87. Heute gibt es Proteste wegen #OscarsSoWhite oder fehlender geschlechtlicher Gleichberechtigung. 1935 ist das noch anders. Damals beschweren sich die Filmschaffenden, dass Bette Davis und Myrna Loy nicht als beste Darstellerinnen nominiert wurden.

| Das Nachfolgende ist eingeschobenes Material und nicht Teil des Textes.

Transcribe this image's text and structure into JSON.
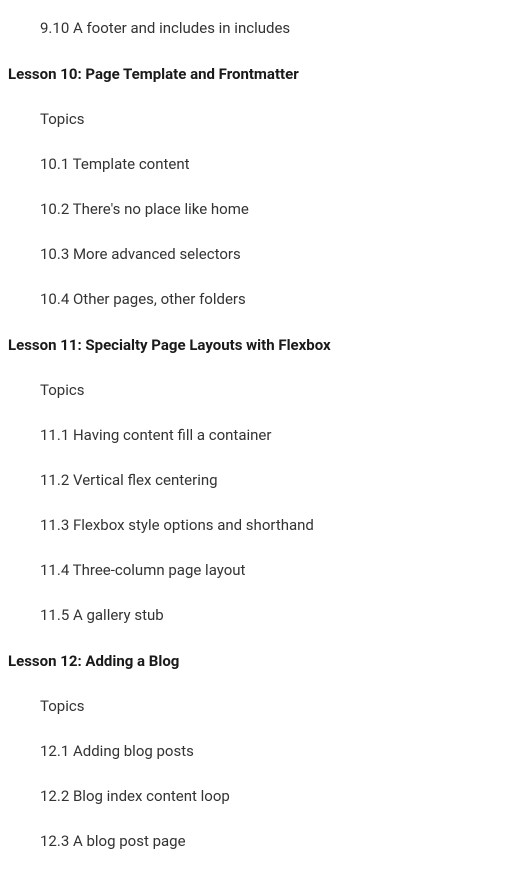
{
  "outline": [
    {
      "kind": "topic",
      "text": "9.10 A footer and includes in includes"
    },
    {
      "kind": "lesson",
      "text": "Lesson 10: Page Template and Frontmatter"
    },
    {
      "kind": "topic",
      "text": "Topics"
    },
    {
      "kind": "topic",
      "text": "10.1 Template content"
    },
    {
      "kind": "topic",
      "text": "10.2 There's no place like home"
    },
    {
      "kind": "topic",
      "text": "10.3 More advanced selectors"
    },
    {
      "kind": "topic",
      "text": "10.4 Other pages, other folders"
    },
    {
      "kind": "lesson",
      "text": "Lesson 11: Specialty Page Layouts with Flexbox"
    },
    {
      "kind": "topic",
      "text": "Topics"
    },
    {
      "kind": "topic",
      "text": "11.1 Having content fill a container"
    },
    {
      "kind": "topic",
      "text": "11.2 Vertical flex centering"
    },
    {
      "kind": "topic",
      "text": "11.3 Flexbox style options and shorthand"
    },
    {
      "kind": "topic",
      "text": "11.4 Three-column page layout"
    },
    {
      "kind": "topic",
      "text": "11.5 A gallery stub"
    },
    {
      "kind": "lesson",
      "text": "Lesson 12: Adding a Blog"
    },
    {
      "kind": "topic",
      "text": "Topics"
    },
    {
      "kind": "topic",
      "text": "12.1 Adding blog posts"
    },
    {
      "kind": "topic",
      "text": "12.2 Blog index content loop"
    },
    {
      "kind": "topic",
      "text": "12.3 A blog post page"
    }
  ]
}
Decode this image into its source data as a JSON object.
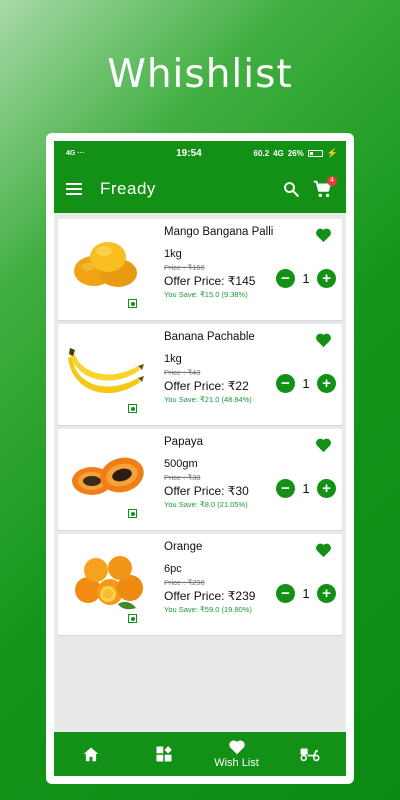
{
  "promo": {
    "title": "Whishlist"
  },
  "status": {
    "left_icons": "4G ···",
    "time": "19:54",
    "net": "60.2",
    "signal": "4G",
    "battery": "26%"
  },
  "appbar": {
    "title": "Fready",
    "cart_count": "4"
  },
  "products": [
    {
      "name": "Mango Bangana Palli",
      "qty": "1kg",
      "price": "Price : ₹160",
      "offer": "Offer Price: ₹145",
      "save": "You Save: ₹15.0 (9.38%)",
      "count": "1"
    },
    {
      "name": "Banana Pachable",
      "qty": "1kg",
      "price": "Price : ₹43",
      "offer": "Offer Price: ₹22",
      "save": "You Save: ₹21.0 (48.84%)",
      "count": "1"
    },
    {
      "name": "Papaya",
      "qty": "500gm",
      "price": "Price : ₹38",
      "offer": "Offer Price: ₹30",
      "save": "You Save: ₹8.0 (21.05%)",
      "count": "1"
    },
    {
      "name": "Orange",
      "qty": "6pc",
      "price": "Price : ₹298",
      "offer": "Offer Price: ₹239",
      "save": "You Save: ₹59.0 (19.80%)",
      "count": "1"
    }
  ],
  "nav": {
    "wishlist_label": "Wish List"
  },
  "colors": {
    "primary": "#139116",
    "save_text": "#1a9a3a",
    "badge": "#ee3b3b"
  },
  "icons": {
    "header": [
      "menu-icon",
      "search-icon",
      "cart-icon"
    ],
    "card": [
      "heart-icon",
      "minus-icon",
      "plus-icon",
      "veg-mark-icon"
    ],
    "nav": [
      "home-icon",
      "categories-icon",
      "heart-icon",
      "delivery-scooter-icon"
    ]
  }
}
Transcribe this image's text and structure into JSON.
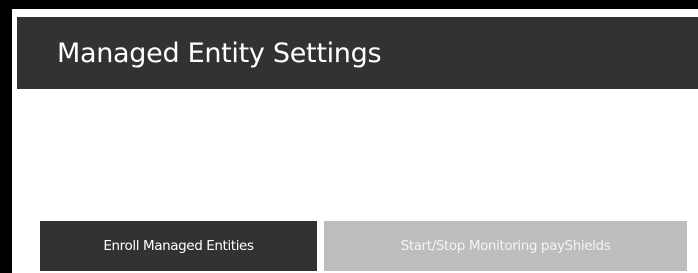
{
  "panel": {
    "title": "Managed Entity Settings"
  },
  "tabs": [
    {
      "label": "Enroll Managed Entities",
      "active": true
    },
    {
      "label": "Start/Stop Monitoring payShields",
      "active": false
    }
  ],
  "colors": {
    "header_bg": "#323232",
    "active_tab_bg": "#323232",
    "inactive_tab_bg": "#bdbdbd",
    "frame": "#000000"
  }
}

Szene aus Frank Capras Komödie “Es geschah in einer Nacht” mit Clark Gable und Claudette Colbert (Bild: Sony Pictures)

1934

88. Als Schauspieler Will Rogers am 16. März 1934 den besten Regisseur des Jahrgangs verkündet, ruft er lässig: “Komm her und hol ihn dir, Frank”. Frank Capra, sicher, dass er für “Lady für einen Tag” gewonnen hat, springt Freude strahlend auf und geht zur Bühne. Bald merkt er, dass sich das Rampenlicht von ihm entfernt und sich an einen anderen Mann heftet. Da dämmert es ihm. Rogers meinte den anderen Frank, nämlich Frank Lloyd, der für “Cavalcade” ausgezeichnet wurde. Ein Jahr später bekommt Capra seine Genugtuung, als er für “Es geschah in einer Nacht” den Regie-Oscar bekommt.

1932

89. Warum die ganze Aufregung bei der Oscar-Verleihung? Dass man auch locker an die Sache rangehen kann, zeigt Jackie Cooper im Jahr 1932. Der ist während der Zeremonie so entspannt, dass er auf der Schulter von Marie Dressler einschläft. Als die Schauspielerin den Oscar als beste Hauptdarstellerin für “Emma” gewinnt, wird Cooper sachte auf den Schoß seiner Mutter gelegt. Um fair zu sein: Cooper ist damals neun Jahre alt. Dass er nicht zu Hause im Bett ist, liegt daran, dass er an dem Abend für “Skippy” als bester Hauptdarsteller nominiert ist.

1929

90. Der erste Schauspieler überhaupt, der einen Oscar erhält, ist Emil Jannings. Der Deutsche erhält den Preis für zwei Filme, “Sein letzter Befehl” und “Der Weg allen Fleisches”. Weil Jannings nach Deutschland abreisen muss, bekommt er die Auszeichnung vor der Preis-Gala ausgehändigt. Bis heute sind er und Luise Rainer die einzigen deutschen Schauspieler, die je einen Oscar erhalten haben.